Bangladesh's foreign aid taking is becoming pricier, as three key donors have enhanced their interest rates and service charges from this fiscal year (FY), 2018-19, officials said on Wednesday.
In the wake of the country's graduation to a Lower Middle-Income Country (LMIC) and the expected graduation to a non-LDC (Least Developed Country) nation, the development partners have made the terms and conditions for their lending harder, they also said.
Bangladesh's largest multi-lateral donor - the World Bank (WB) - has already enhanced its loan interest rate to 2.0 per cent from the previous rate of 0.75 per cent.
Besides, its repayment conditions have also become harder, as the grace period has been lowered to six years instead of the previous 10 years, and the maturity period to 36 years from 40 years.
The new rate has come into effect from July, the first month of the current FY.
Besides, WB has also started providing hard-term loans from its costly window - Scale-Up Facility (SUF).
An official of the Economic Relations Division (ERD) said the interest rate of the loans from the SUF would be 2.85 per cent.
In addition, WB will charge 0.25 per cent commitment fee and 0.25 per cent front-end fee for the loans.
The repayment period of the loans would be 30 years with a nine-year grace period, he added.
Bangladesh's largest bilateral development partner - the Japan International Cooperation Agency (JICA) - has also increased its loan interest rate to 1.0 per cent with effect from FY 19 from the long-charged rate of 0.01 per cent.
The repayment period has also been reduced to 30 years from the previous 40 years, the officials further said.
Japan has started charging 1.0 per cent interest against the funds provided as its Official Development Assistance (ODA) from October 16, 2017.
In addition, the Japanese donor agency is charging front-end fee and insurance premium for its loans, making the funds costlier, said an ERD official.
In addition, the country's largest bilateral donor also informed the government that it would review the loan interest rate after every six months, the official added.
The second largest multi-lateral development partner - the Asian Development Bank (ADB) - has also raised its loan interest rate along with changing the lending method.
Most of the loans that ADB provides to Bangladesh are offered from its hard window - Ordinary Capital Resources (OCR).
OCR loan is a LIBOR (London Inter-Bank Offered Rate)-based loan, which carries a more than 2.0 per cent interest rate at this moment.
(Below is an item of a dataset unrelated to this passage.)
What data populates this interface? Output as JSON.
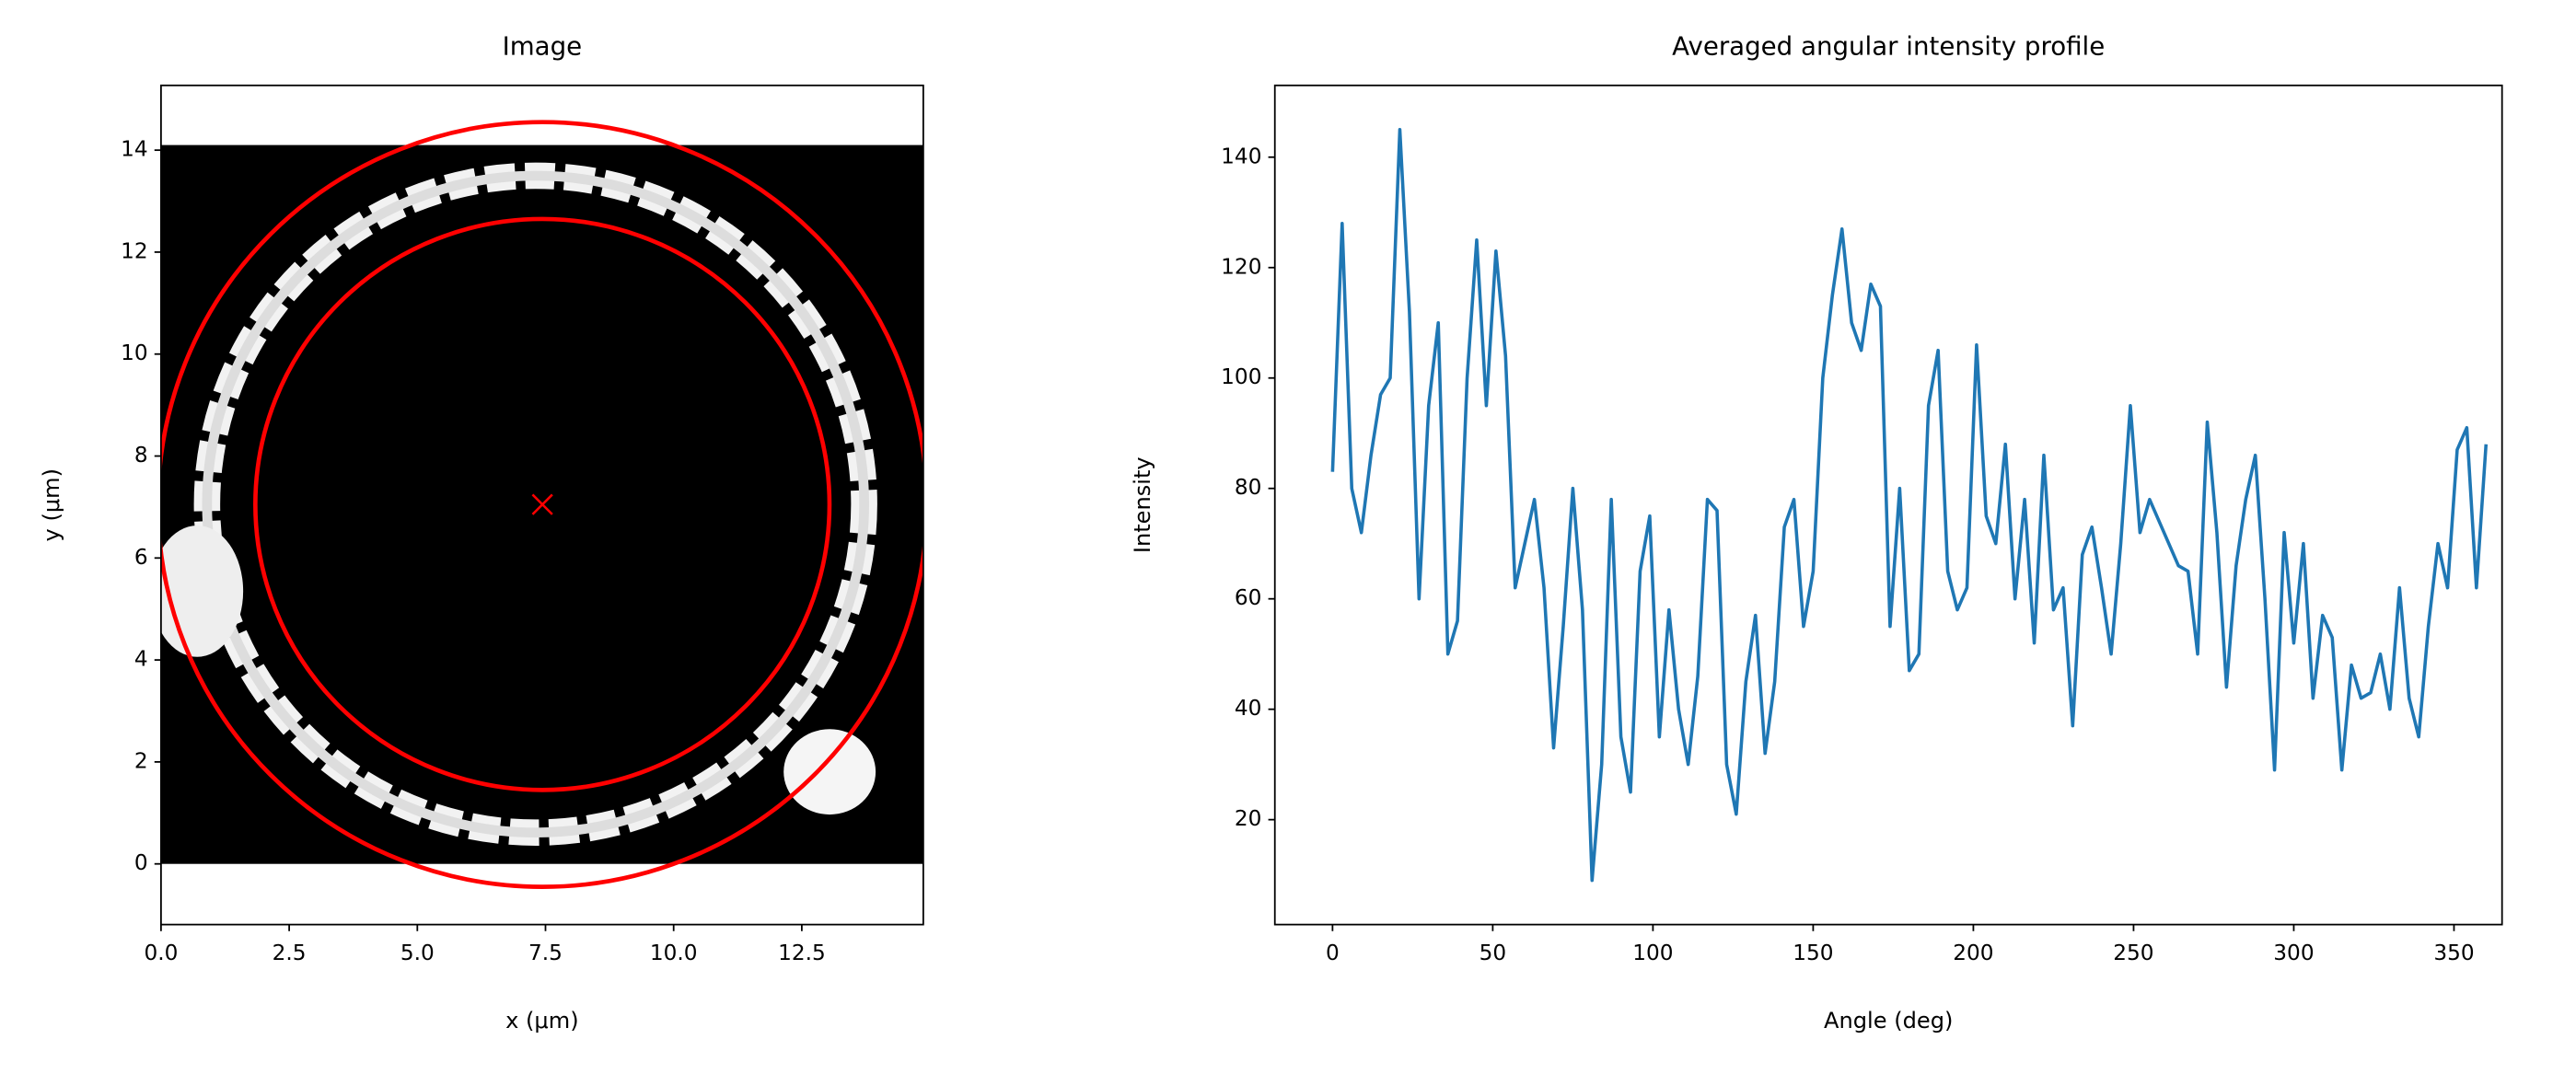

The loan is open market-based.
"Since Bangladesh graduated into an LMIC in 2015 and it is going to be a non-LDC nation, the country's key development partners are raising the service charges for their assistance," said an ERD additional secretary.
For ensuring the country's economic progress, Bangladesh would have to take loans at higher rates than in the past, he told the FE.
ERD Secretary Kazi Shofiqul Azam said Bangladesh is financially strong enough to repay the loans, taken at higher rates than in the past.
The country's capacity to repay the loans has already been proved, as its borrowing is still much lower than the standard in terms of Gross Domestic Product (GDP).
Professor of Economics Dr M A Taslim said Bangladesh's aggressive borrowing has been growing over the last few years, as the costly loans from the bilateral and multi-lateral donors have been increasing day by day.
"I don't know whether the government and the private sector are borrowing foreign money cautiously or not. I think the higher borrowing along with harder repayment conditions will put pressure on our economy."
"The local currency has already depreciated by nearly 4.0 per cent against the US dollar in one year. The higher loan repayment in the near future will affect the economy further," he told the FE.